13 abril 2026

Zanzul Pessoa opina

O novo capítulo de um legado: o PCdoB, de Luciano Siqueira a Victor Marques, no coração do Recife

Zanzul Pessoa*  


 

Em Pernambuco, a política com verdadeira vocação popular não apenas sobrevive, ela se reinventa, amadurece e floresce. 

Vivemos uma "era dos legados", na qual as heranças de lutas sociais se consolidam como o alicerce definitivo das políticas públicas. Neste cenário, o Partido Comunista do Brasil (PCdoB) assume um protagonismo inegável e emocionante, demonstrando na prática o resultado de sua lealdade, seriedade e compromisso inabalável com a cidade do Recife.

Hoje, a capital pernambucana vive um momento singular de colheita. Com a saída do prefeito João Campos para disputar o Governo do Estado, a cidade avança com segurança e continuidade. A condução de Victor Marques à prefeitura não é obra do acaso, é a materialização da confiança depositada em um projeto político vitorioso e o coroamento da dedicação histórica do PCdoB aos recifenses. Victor assume o mais alto posto do Executivo municipal representando essa unidade, provando que o partido está preparado para governar, inovar e cuidar das pessoas.

A história recifense, sempre viva e cíclica, é agora reescrita com a tinta da esperança renovada, mas sem esquecer as suas raízes. Para compreender o peso deste novo momento de Victor Marques, é preciso olhar para a bússola que pavimentou este caminho. É impossível falar do PCdoB no Executivo do Recife sem reverenciar a era transformadora liderada por Luciano Siqueira. 

Luciano, com sua estatura de estadista, intelectualidade ímpar e militância histórica, não foi apenas um vice-prefeito, mas o arquiteto de uma nova forma de enxergar a cidade. Sua contribuição se deu em diferentes momentos da história recente, atuando como o ponto de equilíbrio e o fiador das políticas sociais nas gestões de João Paulo (2001-2008) e, posteriormente, de Geraldo Júlio (2013-2020). Em ambos os períodos, a marca do PCdoB ajudou a instituir marcos que mudaram para sempre a gestão pública, como a participação na construção da política municipal da assistência social, no carnaval multicultural, na construção de políticas públicas voltadas para o esporte e, mais recentemente, na construção de políticas públicas voltadas para o meio ambiente e para as mulheres da cidade.

Esse vasto legado, contudo, não foi construído por um só homem. Sob a liderança aglutinadora de Luciano Siqueira, formou-se uma força coletiva. Foram os muitos militantes do PCdoB homens, mulheres, jovens e lideranças comunitárias que gastaram sola de sapato nas ruas, nos morros e nos conselhos municipais, defendendo e transformando o programa do partido em realidade transformadora.

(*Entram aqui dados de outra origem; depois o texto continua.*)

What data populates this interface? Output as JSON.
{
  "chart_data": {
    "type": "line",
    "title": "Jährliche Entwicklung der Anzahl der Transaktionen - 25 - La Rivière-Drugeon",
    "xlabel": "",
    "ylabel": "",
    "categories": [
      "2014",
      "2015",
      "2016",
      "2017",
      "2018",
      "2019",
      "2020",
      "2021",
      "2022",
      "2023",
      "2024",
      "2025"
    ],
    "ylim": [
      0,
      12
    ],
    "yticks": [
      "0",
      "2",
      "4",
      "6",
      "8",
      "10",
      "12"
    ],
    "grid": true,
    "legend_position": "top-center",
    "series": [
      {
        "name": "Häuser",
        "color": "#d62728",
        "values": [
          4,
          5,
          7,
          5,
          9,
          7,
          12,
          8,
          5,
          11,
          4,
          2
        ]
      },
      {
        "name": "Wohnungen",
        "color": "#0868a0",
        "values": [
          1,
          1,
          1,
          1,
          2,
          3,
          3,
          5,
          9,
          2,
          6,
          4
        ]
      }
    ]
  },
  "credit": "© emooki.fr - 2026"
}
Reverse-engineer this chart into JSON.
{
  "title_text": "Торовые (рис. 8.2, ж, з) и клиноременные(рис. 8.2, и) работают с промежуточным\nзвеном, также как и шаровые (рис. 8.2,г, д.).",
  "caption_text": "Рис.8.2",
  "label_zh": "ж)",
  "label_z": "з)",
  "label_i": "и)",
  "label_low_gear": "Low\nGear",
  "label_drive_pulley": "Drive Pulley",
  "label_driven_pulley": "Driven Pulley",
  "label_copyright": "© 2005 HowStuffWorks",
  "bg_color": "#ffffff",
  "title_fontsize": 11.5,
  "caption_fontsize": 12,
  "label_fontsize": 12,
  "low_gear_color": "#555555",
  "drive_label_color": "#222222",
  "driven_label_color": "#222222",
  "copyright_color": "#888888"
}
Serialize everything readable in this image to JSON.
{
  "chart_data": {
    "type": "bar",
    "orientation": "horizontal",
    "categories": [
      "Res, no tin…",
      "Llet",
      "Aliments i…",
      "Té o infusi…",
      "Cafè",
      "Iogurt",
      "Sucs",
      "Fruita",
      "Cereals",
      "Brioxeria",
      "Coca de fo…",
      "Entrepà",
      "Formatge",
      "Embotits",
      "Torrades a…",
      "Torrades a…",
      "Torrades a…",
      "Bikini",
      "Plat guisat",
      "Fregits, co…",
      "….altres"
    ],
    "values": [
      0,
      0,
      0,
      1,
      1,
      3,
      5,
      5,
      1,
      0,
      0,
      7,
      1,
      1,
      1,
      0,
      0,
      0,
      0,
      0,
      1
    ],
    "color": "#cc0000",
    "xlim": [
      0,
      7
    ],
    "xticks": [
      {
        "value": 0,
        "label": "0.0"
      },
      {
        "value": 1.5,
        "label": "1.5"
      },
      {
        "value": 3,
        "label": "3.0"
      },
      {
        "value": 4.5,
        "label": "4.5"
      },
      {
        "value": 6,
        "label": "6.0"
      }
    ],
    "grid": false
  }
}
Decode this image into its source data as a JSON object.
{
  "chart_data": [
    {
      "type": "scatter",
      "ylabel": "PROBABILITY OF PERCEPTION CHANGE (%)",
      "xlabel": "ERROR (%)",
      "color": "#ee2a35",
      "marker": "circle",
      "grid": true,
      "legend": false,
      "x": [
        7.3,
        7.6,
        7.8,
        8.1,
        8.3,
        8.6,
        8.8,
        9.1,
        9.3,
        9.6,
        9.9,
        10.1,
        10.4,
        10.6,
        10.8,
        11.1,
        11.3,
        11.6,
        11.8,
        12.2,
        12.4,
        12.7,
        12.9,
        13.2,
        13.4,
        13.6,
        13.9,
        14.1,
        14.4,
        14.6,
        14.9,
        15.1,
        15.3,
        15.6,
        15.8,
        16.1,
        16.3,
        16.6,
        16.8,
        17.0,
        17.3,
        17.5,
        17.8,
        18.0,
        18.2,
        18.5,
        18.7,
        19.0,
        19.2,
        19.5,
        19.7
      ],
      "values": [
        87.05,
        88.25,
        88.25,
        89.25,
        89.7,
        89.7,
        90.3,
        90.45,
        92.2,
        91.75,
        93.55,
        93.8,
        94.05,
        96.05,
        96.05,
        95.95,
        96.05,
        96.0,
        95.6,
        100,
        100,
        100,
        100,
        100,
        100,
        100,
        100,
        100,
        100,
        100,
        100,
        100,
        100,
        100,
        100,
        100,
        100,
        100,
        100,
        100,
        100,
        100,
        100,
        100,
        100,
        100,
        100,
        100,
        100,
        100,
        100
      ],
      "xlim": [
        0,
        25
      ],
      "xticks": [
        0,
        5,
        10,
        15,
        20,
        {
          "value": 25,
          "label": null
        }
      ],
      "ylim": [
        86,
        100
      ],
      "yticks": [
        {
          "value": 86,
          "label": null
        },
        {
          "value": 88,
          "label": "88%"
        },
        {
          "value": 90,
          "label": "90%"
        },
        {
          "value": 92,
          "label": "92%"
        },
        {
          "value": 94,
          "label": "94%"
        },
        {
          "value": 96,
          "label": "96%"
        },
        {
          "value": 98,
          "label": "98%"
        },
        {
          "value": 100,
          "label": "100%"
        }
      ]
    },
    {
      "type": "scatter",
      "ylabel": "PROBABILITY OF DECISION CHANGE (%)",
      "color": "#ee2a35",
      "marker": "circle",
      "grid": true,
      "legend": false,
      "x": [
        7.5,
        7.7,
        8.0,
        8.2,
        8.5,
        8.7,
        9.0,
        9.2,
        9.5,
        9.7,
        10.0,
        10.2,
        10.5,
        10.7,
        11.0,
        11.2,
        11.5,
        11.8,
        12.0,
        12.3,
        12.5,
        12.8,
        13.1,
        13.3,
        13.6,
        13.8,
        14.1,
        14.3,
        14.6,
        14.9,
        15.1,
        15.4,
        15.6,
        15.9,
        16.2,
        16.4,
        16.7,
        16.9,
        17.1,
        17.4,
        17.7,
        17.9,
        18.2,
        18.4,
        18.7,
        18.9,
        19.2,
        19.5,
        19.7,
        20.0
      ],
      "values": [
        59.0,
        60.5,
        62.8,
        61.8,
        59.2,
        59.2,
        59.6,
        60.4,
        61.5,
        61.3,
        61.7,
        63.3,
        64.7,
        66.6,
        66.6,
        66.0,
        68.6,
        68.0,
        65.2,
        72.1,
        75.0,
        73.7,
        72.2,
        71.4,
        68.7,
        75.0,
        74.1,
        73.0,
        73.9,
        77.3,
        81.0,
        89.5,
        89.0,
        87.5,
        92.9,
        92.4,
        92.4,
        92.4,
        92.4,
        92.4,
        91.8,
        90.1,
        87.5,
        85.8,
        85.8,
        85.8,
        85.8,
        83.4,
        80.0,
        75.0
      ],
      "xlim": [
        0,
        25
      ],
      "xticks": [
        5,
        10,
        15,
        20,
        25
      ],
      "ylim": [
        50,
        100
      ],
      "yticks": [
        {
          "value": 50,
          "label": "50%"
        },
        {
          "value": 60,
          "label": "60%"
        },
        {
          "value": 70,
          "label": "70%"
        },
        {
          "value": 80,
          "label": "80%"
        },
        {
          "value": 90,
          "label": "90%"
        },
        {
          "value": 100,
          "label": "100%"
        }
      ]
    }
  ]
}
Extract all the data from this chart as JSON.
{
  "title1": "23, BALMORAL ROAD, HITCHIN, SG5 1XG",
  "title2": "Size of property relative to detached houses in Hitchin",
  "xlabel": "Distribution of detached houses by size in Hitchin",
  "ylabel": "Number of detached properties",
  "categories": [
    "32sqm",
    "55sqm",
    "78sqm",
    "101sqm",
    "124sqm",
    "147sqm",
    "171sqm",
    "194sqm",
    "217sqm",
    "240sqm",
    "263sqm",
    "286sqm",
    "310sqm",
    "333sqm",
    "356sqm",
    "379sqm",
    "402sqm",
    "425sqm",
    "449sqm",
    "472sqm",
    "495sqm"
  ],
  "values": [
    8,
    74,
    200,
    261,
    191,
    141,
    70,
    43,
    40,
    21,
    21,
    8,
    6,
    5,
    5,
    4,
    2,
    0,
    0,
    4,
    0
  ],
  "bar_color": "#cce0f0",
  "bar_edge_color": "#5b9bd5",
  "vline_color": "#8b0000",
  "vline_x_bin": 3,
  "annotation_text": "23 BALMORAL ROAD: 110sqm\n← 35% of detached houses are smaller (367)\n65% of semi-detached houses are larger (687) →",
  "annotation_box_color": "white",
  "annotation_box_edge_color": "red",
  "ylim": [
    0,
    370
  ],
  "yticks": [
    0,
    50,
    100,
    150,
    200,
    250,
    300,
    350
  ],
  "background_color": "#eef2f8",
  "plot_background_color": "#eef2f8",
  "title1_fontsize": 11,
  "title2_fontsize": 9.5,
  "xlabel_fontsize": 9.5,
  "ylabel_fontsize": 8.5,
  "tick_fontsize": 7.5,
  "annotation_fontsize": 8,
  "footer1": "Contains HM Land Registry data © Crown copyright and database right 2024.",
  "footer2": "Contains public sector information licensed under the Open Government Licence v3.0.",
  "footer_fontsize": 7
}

A verdade incontestável é que a administração pública recifense mudou de patamar após essa experiência. A régua subiu. Desde então, a gestão se reformulou e veio se aperfeiçoando, tendo a escuta e a participação do povo como exigência inegociável.

A chegada de Victor Marques à Prefeitura é a prova viva de que o legado construído por Luciano Siqueira e por essa militância incansável, forjado à base de democracia, lealdade e trabalho árduo, frutificou. O partido demonstra, hoje e sempre, que carrega em suas bandeiras o compromisso definitivo com a valorização do Recife e, acima de tudo, com a dignidade do povo pernambucano.

*Ex-líder estudantil, assessora parlamentar.